Catholic Transcript Magazine of the Roman Catholic Archdiocese of Hartford Connecticut

Tuesday, April 24, 2018

Every so often, especially after I come out of the confessional, I make what I hope is a sincere resolution to be a better person, promising myself that I’m going to try harder to change so that tomorrow I won’t be the same flawed guy I was yesterday.

But, when I give it serious thought and assess my progress in the quiet hours of the night when I’m suffering insomnia, I come back to the unsettling conclusion that I’m the same person I was at 19, with a lot less hair and immeasurably more wrinkles. I’m still immature, still self-centered, still spending more than I make, still swearing too much and still saddled by countless foibles.

No one wants an epitaph etched on his gravestone that says he lived and died as if he were 19, the only difference being most of his zits – but not all of them – were gone.

Does everyone suffer from the same chronic inability to be a better person? Over the years, I’ve searched for role models and for people I could pattern my life after – or at least find some inspiration in, so that I don’t give up the fight.

In my search for a "power of example," I’ve generally come up empty-handed wherever I look, in business, in education, in entertainment, in politics, in finance, in law, in the media and often in religion. As they say, we’re all human – actually, we’re all too human.

The shortage of role models is even worse for the Millennial Generation, those 78 million young people born between 1985 and 2000, because they have no one to look up to besides highly publicized characters like Kim Kardashian and the cast of "The Jersey Shore," which shows you just how bad things have become.

But the answer doesn’t lie with celebrities and dignitaries. I believe you can find the greatest goodness among ordinary men and women.

I’ve been blessed to know a few who have values they actually practice. They’re common men and women. None ever got a Pulitzer Prize, a Nobel Prize, an Emmy, a Grammy or the Chamber of Commerce Businessperson of the Year Award. Not even an Employee of the Month parking space. None of them reached six-figure salaries or led large organizations or institutions, and yet when I get discouraged by the morning headlines, I think of them and realize there’s still good in the world.

I’ve come to believe that God put them in my path so that I wouldn’t lose hope when I’m on the verge of despair.

One is a man who has been sober 42 years in Alcoholics Anonymous and who was there when my father hit bottom after a lifetime of drinking. Because of Len, my father lived his last 25 years sober a day at a time, inspired by the example of other recovering alcoholics. Miracles like that don’t happen every day, and when you witness them, you can’t forget what you’ve seen with your own eyes.

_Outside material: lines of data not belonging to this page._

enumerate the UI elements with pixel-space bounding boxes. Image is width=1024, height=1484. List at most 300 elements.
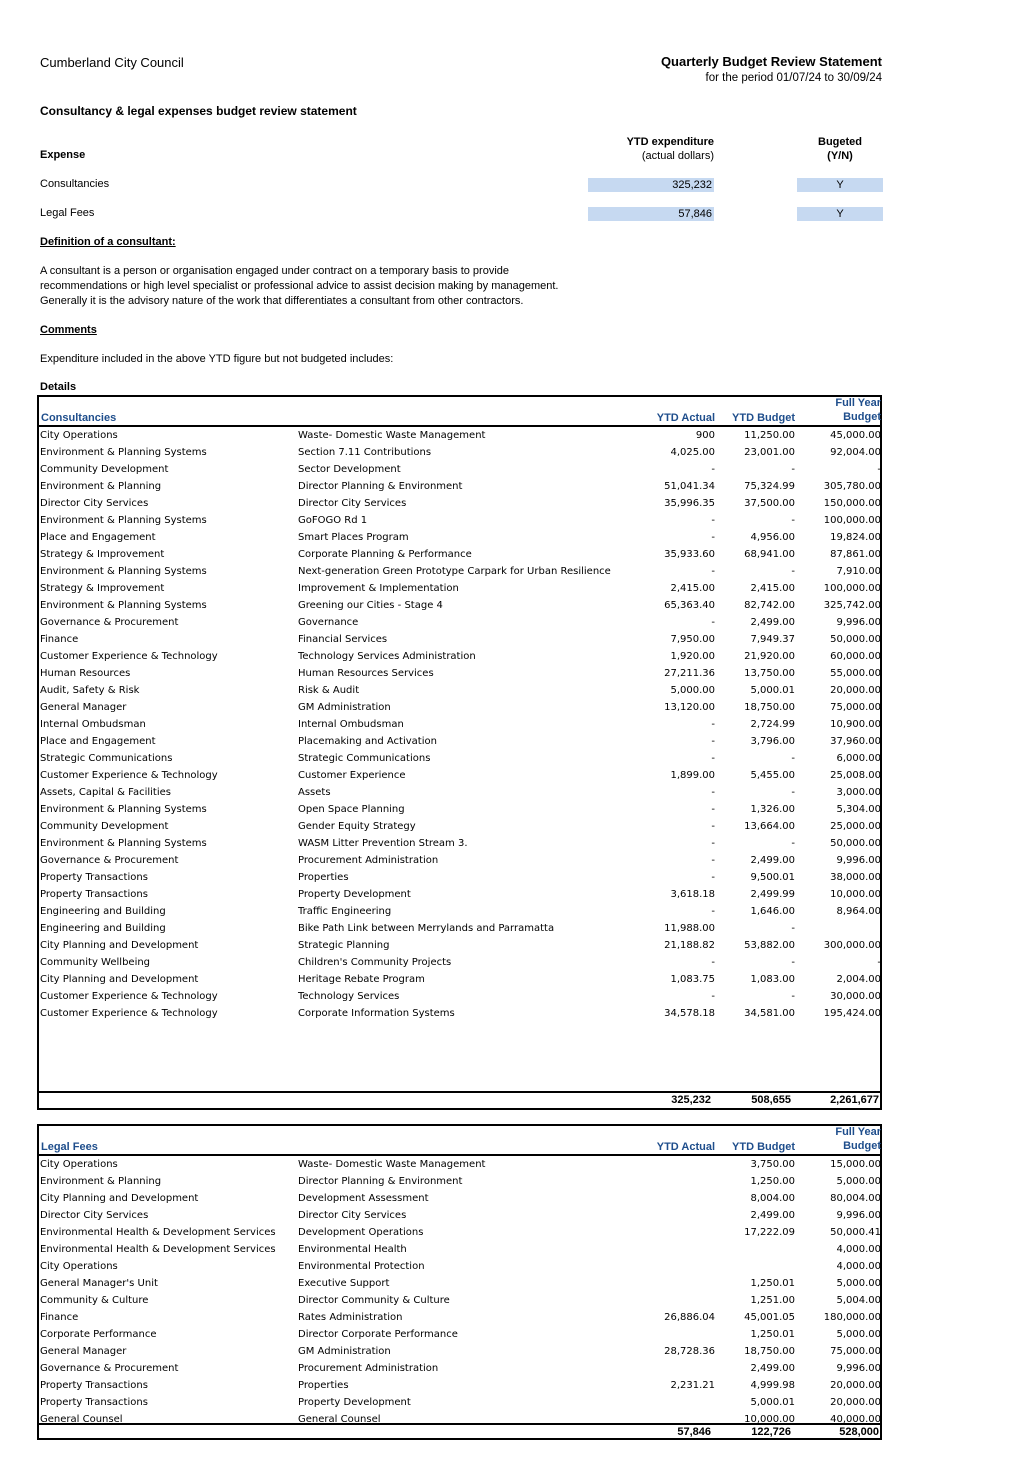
cell-full-year-budget: 87,861.00 <box>830 549 881 560</box>
cell-ytd-actual: - <box>711 736 715 747</box>
cell-ytd-actual: 3,618.18 <box>670 889 715 900</box>
cell-department: City Operations <box>40 1159 118 1170</box>
table-row <box>39 852 880 869</box>
cell-department: Property Transactions <box>40 889 148 900</box>
cell-project: Financial Services <box>298 634 388 645</box>
legal-fees-rows <box>39 1156 880 1428</box>
cell-project: Improvement & Implementation <box>298 583 459 594</box>
cell-ytd-actual: - <box>711 753 715 764</box>
cell-department: Finance <box>40 1312 79 1323</box>
table-row <box>39 1326 880 1343</box>
cell-project: Strategic Planning <box>298 940 390 951</box>
cell-full-year-budget: 9,996.00 <box>836 855 881 866</box>
cell-department: Environmental Health & Development Services <box>40 1244 276 1255</box>
cell-ytd-budget: 5,000.01 <box>750 1397 795 1408</box>
cell-project: Properties <box>298 872 349 883</box>
cell-ytd-budget: 4,956.00 <box>750 532 795 543</box>
cell-ytd-actual: 1,920.00 <box>670 651 715 662</box>
cell-ytd-budget: 13,664.00 <box>744 821 795 832</box>
table-row <box>39 1173 880 1190</box>
cell-project: Director City Services <box>298 1210 407 1221</box>
cell-department: Property Transactions <box>40 1397 148 1408</box>
legal-fees-total-ytd: 57,846 <box>677 1426 711 1438</box>
cell-full-year-budget: 9,996.00 <box>836 1210 881 1221</box>
ytd-actual-header: YTD Actual <box>656 412 715 424</box>
consultancies-table-header <box>39 397 880 427</box>
cell-project: Property Development <box>298 1397 411 1408</box>
table-row <box>39 597 880 614</box>
consultancies-totals-row <box>39 1091 880 1108</box>
cell-ytd-budget: - <box>791 787 795 798</box>
cell-ytd-actual: 1,083.75 <box>670 974 715 985</box>
table-row <box>39 682 880 699</box>
cell-ytd-budget: 1,251.00 <box>750 1295 795 1306</box>
council-name: Cumberland City Council <box>40 55 184 70</box>
cell-ytd-budget: 53,882.00 <box>744 940 795 951</box>
cell-department: General Manager's Unit <box>40 1278 158 1289</box>
cell-ytd-actual: - <box>711 719 715 730</box>
cell-department: Customer Experience & Technology <box>40 1008 218 1019</box>
cell-ytd-budget: 2,499.00 <box>750 617 795 628</box>
table-row <box>39 1005 880 1022</box>
cell-project: Waste- Domestic Waste Management <box>298 1159 486 1170</box>
cell-ytd-actual: 7,950.00 <box>670 634 715 645</box>
cell-full-year-budget: 150,000.00 <box>823 498 881 509</box>
table-row <box>39 1292 880 1309</box>
cell-department: Community & Culture <box>40 1295 149 1306</box>
cell-full-year-budget: 20,000.00 <box>830 1380 881 1391</box>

Another is Father Ed, who brought God to the inner city and to prisoners in jail cells and to prisoners in suburbs who were bankrupt financially, emotionally and spiritually. I’ve met a lot of men and women who talked the talk but didn’t walk the walk (I’m one of them), but Father Ed is different.

And then there is Catherine, a nurse who for years cared for a young man in a coma, along with many more seemingly hopeless cases, because in the end, they weren’t hopeless. That wasn’t the kind of employment that would get you a Goldman Sachs bonus, but that’s probably why it was so special, because it was the kind of work that Christ himself would do.

What is their formula for goodness?

They understand the difference between right and wrong, and they choose right without deluding themselves into thinking wrong is really right.

They trust God when the chips are down, and they give him all the glory when they succeed.

They are compassionate, tolerant and kind even to troublesome people.

They don’t take themselves too seriously and they’re never self-righteous, because they know they’re human, and the human condition can be a deceptively fallible experience.

They know they can fail, and when they do, they get back up again until they get it right.

And they are humble and never think of themselves as heroes … even though they are.

J.F. Pisani is a writer who lives with his family in the New Haven area.